Sahaviriya Steel Ind. Public Co.Ltd. v. United States
In November 2001, the U.S. Department of Commerce issued an anti-dumping duty order on certain hot-rolled carbon steel flat products from Thailand, found that the company was selling the subject merchandise at less than normal value and assigned a dumping margin of 3.86%. In 2006 the order was partially revoked, as to the company, but remained in effect with respect to other exporters and producers. Commerce received a complaint that dumping had resumed and initiated changed circumstances review (CCR), despite the company's assertion that it lacked authority to so. The Court of International Trade (CIT) dismissed the company's suit for an injunction in 2009. Commerce reinstated the order with respect to the company; CIT affirmed. The Federal Circuit affirmed, holding that Commerce reasonably interpreted and acted on its revocation and CCR authority under 19 U.S.C. 1675(b, d) as permitting conditional revocation and reconsideration.

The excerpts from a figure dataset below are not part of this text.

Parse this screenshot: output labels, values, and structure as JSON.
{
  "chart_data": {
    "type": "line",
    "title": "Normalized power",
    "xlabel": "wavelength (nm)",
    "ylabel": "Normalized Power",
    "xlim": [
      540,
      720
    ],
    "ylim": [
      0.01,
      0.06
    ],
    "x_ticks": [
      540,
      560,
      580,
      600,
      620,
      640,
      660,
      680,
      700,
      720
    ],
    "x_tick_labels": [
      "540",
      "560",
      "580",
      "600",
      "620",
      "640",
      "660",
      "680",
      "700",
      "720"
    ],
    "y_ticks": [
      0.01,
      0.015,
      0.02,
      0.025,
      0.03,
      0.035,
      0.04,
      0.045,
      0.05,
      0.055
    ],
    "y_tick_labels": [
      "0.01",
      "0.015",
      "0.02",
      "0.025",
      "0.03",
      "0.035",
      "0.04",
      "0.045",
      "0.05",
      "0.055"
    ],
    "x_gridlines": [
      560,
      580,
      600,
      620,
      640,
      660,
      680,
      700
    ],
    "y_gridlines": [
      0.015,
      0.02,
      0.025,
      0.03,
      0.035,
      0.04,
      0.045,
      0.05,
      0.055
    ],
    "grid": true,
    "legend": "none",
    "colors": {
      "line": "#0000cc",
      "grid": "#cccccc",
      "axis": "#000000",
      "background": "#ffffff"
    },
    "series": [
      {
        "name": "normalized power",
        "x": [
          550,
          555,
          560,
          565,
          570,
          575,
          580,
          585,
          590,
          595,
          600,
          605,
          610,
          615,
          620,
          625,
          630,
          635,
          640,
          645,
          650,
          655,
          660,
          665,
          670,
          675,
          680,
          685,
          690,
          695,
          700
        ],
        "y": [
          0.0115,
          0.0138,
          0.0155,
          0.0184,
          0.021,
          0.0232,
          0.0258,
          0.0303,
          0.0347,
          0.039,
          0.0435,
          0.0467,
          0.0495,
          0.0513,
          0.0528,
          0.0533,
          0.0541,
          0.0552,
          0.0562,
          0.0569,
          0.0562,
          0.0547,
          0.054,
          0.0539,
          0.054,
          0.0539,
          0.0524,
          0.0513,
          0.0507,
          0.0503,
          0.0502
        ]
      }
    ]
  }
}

Camelbak Prods, LLC v. United States
The imported back-mounted packs, used for outdoor activities and athletics, allow the user to drink without interrupting activity. U.S. Customs and Border Protection liquidated and classified the merchandise under subheading 4202.92.30, HTSUS, as "Trunks, . . . traveling bags, insulated food or beverage bags, . . . knapsacks and backpacks, . . . sports bags . . . and similar containers . . . of textile materials: . . . With outer surface of sheeting of plastic or of textile materials: . . . travel, sports and similar bags" at a rate of duty of 17.8%. The company argued that the insulated beverage bag established essential character and that the items were properly classified as either "insulated food and beverage bags . . . whose interior incorporates only a flexible plastic container of a kind for storing and dispensing potable beverages through attached flexible tubing" (4202.92.04) or "insulated food and beverage bags . . . other" (4202.92.08), dutiable at 7%. The Court of International Trade affirmed. The Federal Circuit reversed and remanded. The item is a composite product that includes features substantially in excess of those within the common meaning of "backpack." The essential character of the item is a disputed question of fact.